Débarqué du froid scandinave, ce groupe enflammé crie haut et fort des refrains fédérateurs. Quelques pirouettes pop mémorables, malgré quelques réflexes prévisibles.


Entre Shout Out Louds et votre humble serviteur, c’est l’histoire d’un rendez-vous maintes fois reporté – bien que tôt ou tard on savait que nos chemins se croiseraient forcément. Pour l’anecdote, ce disque traîne depuis un an dans les bacs import du Virgin Megastore des Champs-Elysées. En habitué des promenades du dimanche sur l’avenue du Drugstore, on a souvent croisé cet intrigant visuel aux couleurs marsiennes, vague réminiscence d’une pop néo-romantique 80’s (Smiths, Housemartins, Atzec Camera, Go-Betweens…). Serait-ce un classique méconnu passé sous notre nez ? Visiblement, pas même les vendeurs n’avaient remarqué l’intrus dans les rayons, incapables d’éclairer nos lanternes sur cet ovni. On a même failli le ramener à la maison, tiens, perturbé par cette pochette qui nous inspirait tant confiance. Aussi, lorsque le hasard nous a guidé à nouveau vers lui récemment, notre sang n’a fait qu’un tour : « Bon sang, mais c’est bien sûr, voilà mon vieux copain du dimanche ! ». Nous allions enfin percer le terrible secret de Shout Out Louds.
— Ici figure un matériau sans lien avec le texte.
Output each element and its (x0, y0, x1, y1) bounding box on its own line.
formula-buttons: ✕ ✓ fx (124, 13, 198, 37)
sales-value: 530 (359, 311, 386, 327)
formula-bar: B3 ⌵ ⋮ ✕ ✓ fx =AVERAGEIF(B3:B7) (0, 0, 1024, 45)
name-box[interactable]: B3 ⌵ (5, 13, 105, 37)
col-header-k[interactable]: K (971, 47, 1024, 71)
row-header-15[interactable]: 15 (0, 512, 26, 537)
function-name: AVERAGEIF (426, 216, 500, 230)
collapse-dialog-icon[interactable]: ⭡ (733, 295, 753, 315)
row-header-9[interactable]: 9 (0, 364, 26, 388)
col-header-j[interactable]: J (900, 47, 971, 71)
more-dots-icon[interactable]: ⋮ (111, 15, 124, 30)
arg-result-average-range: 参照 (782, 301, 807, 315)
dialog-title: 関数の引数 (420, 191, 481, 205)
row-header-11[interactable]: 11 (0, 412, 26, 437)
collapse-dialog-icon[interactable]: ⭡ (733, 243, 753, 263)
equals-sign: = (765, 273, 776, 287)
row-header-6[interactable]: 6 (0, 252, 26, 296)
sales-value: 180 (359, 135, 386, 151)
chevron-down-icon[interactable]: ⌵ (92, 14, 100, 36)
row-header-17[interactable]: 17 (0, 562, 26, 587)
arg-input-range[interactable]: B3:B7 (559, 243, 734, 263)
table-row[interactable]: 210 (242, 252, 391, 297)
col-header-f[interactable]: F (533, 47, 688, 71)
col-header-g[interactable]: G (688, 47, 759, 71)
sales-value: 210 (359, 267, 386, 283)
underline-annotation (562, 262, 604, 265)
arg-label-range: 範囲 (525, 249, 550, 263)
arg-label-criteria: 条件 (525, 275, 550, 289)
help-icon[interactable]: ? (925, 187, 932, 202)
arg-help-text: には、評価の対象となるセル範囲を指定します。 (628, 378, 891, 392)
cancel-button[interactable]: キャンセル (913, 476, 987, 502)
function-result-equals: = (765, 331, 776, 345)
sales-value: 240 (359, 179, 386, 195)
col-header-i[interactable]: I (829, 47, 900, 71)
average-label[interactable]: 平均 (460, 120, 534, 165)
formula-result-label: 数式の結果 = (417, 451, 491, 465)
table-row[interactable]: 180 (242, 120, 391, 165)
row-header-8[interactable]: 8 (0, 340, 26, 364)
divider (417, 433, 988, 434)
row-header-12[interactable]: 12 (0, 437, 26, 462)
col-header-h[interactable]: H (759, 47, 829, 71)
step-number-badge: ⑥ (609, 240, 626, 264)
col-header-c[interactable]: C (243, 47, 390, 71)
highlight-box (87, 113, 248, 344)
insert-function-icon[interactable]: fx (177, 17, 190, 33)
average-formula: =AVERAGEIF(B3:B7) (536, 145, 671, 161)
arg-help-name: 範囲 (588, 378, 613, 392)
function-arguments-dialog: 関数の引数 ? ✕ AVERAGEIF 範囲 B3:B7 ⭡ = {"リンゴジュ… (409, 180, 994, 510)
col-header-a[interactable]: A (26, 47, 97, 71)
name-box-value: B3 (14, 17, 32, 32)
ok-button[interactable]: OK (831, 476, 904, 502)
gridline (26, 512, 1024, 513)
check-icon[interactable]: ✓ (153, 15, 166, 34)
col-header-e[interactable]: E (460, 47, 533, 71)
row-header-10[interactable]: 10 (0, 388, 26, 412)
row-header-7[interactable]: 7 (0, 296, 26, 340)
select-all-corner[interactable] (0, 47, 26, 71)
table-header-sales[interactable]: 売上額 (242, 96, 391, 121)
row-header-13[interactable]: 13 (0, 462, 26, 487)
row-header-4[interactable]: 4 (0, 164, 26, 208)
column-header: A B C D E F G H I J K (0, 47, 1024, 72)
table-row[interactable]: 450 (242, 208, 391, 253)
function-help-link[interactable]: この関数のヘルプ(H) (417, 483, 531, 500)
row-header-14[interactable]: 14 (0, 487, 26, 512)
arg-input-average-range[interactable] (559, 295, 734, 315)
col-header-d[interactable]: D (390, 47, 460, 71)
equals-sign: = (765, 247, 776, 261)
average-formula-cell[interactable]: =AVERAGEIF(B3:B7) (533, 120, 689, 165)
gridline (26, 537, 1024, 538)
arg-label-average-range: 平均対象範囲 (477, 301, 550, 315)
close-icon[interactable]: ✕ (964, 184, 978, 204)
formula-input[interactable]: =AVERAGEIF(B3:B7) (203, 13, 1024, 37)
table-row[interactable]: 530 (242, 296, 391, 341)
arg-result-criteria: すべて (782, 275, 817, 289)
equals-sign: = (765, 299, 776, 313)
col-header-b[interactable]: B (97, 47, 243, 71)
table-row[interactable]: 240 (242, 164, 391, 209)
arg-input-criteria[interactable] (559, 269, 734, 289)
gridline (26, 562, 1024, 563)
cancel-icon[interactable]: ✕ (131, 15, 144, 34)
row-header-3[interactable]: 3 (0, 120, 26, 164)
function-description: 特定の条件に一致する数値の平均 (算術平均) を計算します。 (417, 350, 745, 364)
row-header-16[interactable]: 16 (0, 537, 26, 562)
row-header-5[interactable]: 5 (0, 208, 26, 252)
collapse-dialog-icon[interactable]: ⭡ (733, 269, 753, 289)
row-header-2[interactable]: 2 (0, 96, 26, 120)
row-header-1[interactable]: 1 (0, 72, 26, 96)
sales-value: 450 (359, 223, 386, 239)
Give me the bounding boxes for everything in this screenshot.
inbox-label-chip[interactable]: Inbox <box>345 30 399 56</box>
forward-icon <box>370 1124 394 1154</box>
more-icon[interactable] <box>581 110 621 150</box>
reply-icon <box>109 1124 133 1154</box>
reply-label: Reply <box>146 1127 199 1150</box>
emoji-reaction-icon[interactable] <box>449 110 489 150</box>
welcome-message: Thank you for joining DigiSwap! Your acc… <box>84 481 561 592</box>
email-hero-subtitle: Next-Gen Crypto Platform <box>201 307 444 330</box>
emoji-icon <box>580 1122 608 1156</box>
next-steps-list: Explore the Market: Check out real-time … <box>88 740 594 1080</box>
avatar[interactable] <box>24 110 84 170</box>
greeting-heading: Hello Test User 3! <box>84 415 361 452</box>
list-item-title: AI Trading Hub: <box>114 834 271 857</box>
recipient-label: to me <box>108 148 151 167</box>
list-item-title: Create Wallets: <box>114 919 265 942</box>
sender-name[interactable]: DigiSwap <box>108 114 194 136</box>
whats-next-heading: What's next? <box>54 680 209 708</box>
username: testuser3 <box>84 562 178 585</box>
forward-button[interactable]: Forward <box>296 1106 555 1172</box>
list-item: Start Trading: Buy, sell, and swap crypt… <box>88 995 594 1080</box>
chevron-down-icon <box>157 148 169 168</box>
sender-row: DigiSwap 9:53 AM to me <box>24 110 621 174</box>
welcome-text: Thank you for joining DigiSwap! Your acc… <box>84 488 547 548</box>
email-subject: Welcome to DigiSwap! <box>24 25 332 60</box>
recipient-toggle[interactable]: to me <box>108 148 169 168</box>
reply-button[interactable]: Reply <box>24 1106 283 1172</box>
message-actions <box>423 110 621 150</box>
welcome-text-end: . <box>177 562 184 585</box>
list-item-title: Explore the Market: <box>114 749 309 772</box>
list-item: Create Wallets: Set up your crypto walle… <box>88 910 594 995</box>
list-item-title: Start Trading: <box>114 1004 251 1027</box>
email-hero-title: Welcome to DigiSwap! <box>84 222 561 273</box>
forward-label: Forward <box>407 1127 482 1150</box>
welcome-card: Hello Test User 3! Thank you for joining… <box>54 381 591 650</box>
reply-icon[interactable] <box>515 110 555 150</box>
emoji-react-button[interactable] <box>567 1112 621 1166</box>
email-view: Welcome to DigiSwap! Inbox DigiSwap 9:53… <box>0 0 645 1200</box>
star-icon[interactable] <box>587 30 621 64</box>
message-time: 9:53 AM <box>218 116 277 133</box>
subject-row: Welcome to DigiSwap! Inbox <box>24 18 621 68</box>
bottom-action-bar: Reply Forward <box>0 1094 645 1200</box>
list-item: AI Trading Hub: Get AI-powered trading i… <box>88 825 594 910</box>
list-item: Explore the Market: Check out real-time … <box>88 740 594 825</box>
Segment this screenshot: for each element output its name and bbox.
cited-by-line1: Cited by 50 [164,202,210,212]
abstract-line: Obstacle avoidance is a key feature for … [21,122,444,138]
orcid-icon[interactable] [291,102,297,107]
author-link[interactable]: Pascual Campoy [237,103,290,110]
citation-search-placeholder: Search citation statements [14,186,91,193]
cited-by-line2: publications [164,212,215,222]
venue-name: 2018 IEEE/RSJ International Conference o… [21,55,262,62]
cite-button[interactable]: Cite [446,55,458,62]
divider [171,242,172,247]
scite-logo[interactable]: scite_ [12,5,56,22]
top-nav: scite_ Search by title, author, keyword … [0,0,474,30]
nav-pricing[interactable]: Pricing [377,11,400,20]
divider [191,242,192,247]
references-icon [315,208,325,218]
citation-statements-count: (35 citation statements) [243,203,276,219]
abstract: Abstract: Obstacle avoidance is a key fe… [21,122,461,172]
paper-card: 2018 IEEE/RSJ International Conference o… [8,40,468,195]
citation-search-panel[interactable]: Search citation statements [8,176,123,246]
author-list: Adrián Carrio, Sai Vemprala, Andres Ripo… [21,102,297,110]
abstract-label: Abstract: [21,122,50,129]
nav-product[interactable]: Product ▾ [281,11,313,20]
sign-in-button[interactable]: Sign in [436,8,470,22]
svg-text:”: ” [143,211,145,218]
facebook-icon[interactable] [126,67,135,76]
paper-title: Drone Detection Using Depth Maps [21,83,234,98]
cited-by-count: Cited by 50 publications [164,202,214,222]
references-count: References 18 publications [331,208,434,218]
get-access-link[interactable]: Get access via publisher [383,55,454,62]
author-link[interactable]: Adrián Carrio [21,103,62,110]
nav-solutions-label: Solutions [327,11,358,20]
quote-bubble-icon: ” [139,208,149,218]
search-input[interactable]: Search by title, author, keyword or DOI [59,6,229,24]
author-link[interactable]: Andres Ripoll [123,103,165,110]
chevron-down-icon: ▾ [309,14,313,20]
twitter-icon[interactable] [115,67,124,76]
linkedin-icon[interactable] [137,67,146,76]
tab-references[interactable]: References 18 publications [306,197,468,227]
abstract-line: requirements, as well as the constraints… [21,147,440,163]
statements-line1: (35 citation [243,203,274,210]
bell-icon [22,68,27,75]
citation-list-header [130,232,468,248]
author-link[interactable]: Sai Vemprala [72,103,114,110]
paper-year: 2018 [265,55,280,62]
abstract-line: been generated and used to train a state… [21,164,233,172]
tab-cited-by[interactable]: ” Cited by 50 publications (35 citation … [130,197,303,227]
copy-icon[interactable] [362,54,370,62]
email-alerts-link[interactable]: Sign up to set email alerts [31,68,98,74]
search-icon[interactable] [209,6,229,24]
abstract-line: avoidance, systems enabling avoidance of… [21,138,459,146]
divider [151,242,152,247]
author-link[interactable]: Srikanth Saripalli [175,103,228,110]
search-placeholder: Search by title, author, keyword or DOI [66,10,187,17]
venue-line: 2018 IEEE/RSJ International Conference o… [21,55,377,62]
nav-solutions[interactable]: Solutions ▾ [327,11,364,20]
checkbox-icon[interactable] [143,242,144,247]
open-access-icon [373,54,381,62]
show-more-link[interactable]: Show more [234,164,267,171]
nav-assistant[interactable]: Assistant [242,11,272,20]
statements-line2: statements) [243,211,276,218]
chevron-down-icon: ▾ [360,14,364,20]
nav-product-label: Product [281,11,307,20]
Shout Out Louds est une bande de musiciens suédois constituée de quatre garçons et une fille et dont les prémices datent de 2001. Les vertus transfrontalières de l’UE, tant vantées par nos politiciens, n’ont pas eu grand effet sur ce groupe talentueux, car ce premier opus végète depuis trois ans dans le port de Stockholm, attendant patiemment de prendre le large pour accoster sur nos rives. C’est finalement vers EMI qu’ils ont battu pavillon. Signature chez major oblige, ils en ont profité pour parfaire leur album avec les EPs sortis précédemment.

Leur patronyme donne tout de suite la couleur de leur musique : exaltée. Classés dans cette catégorie d’adjectifs, les plumes rock ont vite fait de les rallier avec la nouvelle référence en la matière, les flamboyants Arcade Fire. Faute de modèle de cet acabit en 2003, on imagine que les critiques suédoises les auraint rapprochés d’un Grandaddy cheap et juvénile (mais déjà avec barbe), la pop brûlante des compatriotes Wannadies ou encore quelques icones 80’s citées plus haut.

Howl Howl Gaff Gaff est un disque subversif, doté d’un flair pop indéniable et donc bien capable de déchaîner des passions. Quelques défauts subsistent tout de même… Bien qu’inventif, il faut concéder que leur rock trop vert pour l’instant n’a pas la singularité d’un Wolf Parade… mais leur ferveur et la qualité constante de leur pop joue en leur faveur. Cette pop sautillante, diablement additive, ne peut s’empêcher de trotter dans nos têtes avec un autre air de « déjà vu ». Pour exemple, le refrain revanchard de “Very Loud” lorgne personnellement trop vers les intonations d’un Perry Farrel pour que l’on plonge de plein gré.

Cependant, nos crieurs savent également manier le fouet et laisser de belles cicatrices à grands coups d’hymnes vaillants (“The comeback”). On batifolera sur la verve d’un “Oh, Sweetheart”, dont les noeuds de guitares s’entremêlant sur de fières cordes synthétiques donnent tout sauf des fourmis. On sent que les Shout Out Louds ont envie de tout donner, de foncer tête baissée sans détour et c’est leur atout majeur. Ce trop plein d’émotion engendre souvent une chute morale brutale. Sur l’écrasant et magnifique “Go sadness” (mais on jurerait entendre Jason Lytle faire les choeurs… motus !) nos pourfendeurs d’émotions, lessivés, ne tiennent plus sur leur jambes, ils ont du mal à relever la tête. C’est beau à chialer. Toujours plus cotonneux, “A Track And a Train” sonne comme échappé des neurones velvetiennes d’un Dean Wareham (Luna). On s’arrêtera là car on déteste jouer à ce jeu du «calqué-collé», surtout que nos jeunes pouces ne méritent pas un tel procès pour leur baptême du feu.

Si quelques sons de casseroles perturbent un peu l’écoute, les fiévreux Shout Out Louds ont tout de même signé l’un des albums de rock les plus attachants de cette rentrée. Compte tenu de l’ancienneté du disque, il est certain qu’une suite devrait être donnée d’ici peu. Ces mauvais tics devraient être corrigées très facilement.